Want the poop on this pathetic history? It’s in our new book Free Money, a monetary history of the United States from the perspective of currency innovation taking hold today (which is to say Bitcoin).

“What for you bury me in the cold, cold ground?” The question that the Tasmanian Devil posed to Bugs Bunny is a fair one with respect to the gold of the American people, coined gold that had been a part of their day-to-day lives, smoothing their commerce and a tool for investment (pre-1930s had been the golden age of investment) constantly for generations up until FDR’s suddenness of 1933. All this gold had been out there across the fruited plain, in the United States, accompanying the American people in their greatness as they summoned the agricultural and industrial revolutions to their acme. Gold coins had been with Americans the whole while, being useful and serious, as they made this greatness.

Dude confiscated it for greenbacks, melted it down, and buried it? What gives?

Why did he do it, what for did he bury it in the cold, cold ground? In the service of a theory. This was that the huge economic slowdown, the Great Depression at its absolutely frightful trough in 1933, in good part was happening because people had a preference for holding gold over cash. Paper will never appreciate in value, so people might spend it. Gold might appreciate in value, so people can hoard it.

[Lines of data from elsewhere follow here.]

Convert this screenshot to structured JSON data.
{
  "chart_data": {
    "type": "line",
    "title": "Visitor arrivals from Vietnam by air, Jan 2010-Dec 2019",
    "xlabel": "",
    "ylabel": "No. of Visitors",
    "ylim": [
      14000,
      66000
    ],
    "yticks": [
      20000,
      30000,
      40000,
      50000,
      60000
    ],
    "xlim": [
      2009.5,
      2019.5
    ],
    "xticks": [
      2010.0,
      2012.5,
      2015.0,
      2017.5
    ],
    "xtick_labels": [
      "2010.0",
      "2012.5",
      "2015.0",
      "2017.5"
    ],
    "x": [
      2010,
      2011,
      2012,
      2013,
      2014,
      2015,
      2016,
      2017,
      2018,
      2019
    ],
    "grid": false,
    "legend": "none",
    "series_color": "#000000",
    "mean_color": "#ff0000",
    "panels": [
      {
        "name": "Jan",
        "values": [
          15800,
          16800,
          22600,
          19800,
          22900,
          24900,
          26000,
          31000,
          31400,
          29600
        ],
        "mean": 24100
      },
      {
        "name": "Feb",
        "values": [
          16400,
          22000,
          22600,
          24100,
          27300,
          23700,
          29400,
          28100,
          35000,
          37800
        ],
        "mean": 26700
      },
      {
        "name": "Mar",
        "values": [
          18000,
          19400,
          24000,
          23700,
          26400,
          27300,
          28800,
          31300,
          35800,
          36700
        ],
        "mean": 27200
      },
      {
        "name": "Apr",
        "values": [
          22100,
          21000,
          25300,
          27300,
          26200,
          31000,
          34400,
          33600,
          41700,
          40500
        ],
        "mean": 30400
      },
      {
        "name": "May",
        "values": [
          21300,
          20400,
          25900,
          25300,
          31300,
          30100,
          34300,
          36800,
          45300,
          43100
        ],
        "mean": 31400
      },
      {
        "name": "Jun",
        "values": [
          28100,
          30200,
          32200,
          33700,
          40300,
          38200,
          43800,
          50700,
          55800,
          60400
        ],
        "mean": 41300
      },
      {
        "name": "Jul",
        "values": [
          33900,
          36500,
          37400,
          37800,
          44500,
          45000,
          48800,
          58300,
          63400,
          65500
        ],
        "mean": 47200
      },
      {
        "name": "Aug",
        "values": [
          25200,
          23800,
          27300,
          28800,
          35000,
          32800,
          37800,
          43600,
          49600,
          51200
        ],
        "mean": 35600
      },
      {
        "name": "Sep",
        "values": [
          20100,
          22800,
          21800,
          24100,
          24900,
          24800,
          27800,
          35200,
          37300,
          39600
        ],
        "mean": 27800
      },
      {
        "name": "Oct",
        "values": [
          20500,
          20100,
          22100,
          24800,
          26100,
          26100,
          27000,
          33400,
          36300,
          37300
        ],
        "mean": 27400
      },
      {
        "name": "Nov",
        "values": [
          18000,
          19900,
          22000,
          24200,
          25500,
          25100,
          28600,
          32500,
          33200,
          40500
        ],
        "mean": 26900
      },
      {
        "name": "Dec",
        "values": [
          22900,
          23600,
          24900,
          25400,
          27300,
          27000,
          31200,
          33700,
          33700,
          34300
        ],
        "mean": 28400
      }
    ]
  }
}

At a time when the exchange of money for goods and services had slowed to not even a crawl, and output and living standards had cratered, FDR said take all the gold and bury it.

Never mind—that the United States had had no income tax not twenty years before (in 1913) and that the top rate of that tax the year before, in 1932, had gone up one-and-a-half fold, from 25 to 63 percent. Never mind that the biggest tariff in history came into its own 1929-33. Never mind that local property taxes soared truly off the charts in the early 1930s—to 8 percent of GDP (one in twelve precious 1932 dollars going to goofs in local government??). Never mind that the consensus that the United States should have low taxes and stable money—the consensus of the economically prodigious nineteenth century—was manifestly shot to smithereens by the unbelievable policy developments of 1929-33.

Cast all that aside, please. Because people are hoarding gold, the economy cannot get up from flat on the ground.

In other words, FDR buried the gold in the cold, cold, ground because he had no idea—or did not want to know—why the Great Depression was going on. We have, to this day, the United States Bullion Depository at Fort Knox as a living testament to our misunderstanding of the greatest economic calamity of modern history, the Great Depression. The feds should should sell off the gold at Fort Knox for this reason alone. The place is a statue, a monument to horrid thinking about a grave issue.

Hold it, there was sharp economic recovery after 1933. FDR himself did not think so. He broke precedent for a third term in 1940 because he knew had he honored George Washington, he would be remembered today, as president from 1933-41, as the guy who tried, grandiosely, but failed to solve the Depression. Private production was still way off precedent in 1940, as was private employment. World War II gave FDR a chance to change the subject. It would have been more honorable had he owned his misdiagnosis of the 1930s. Now could we please move on, and sell the gold?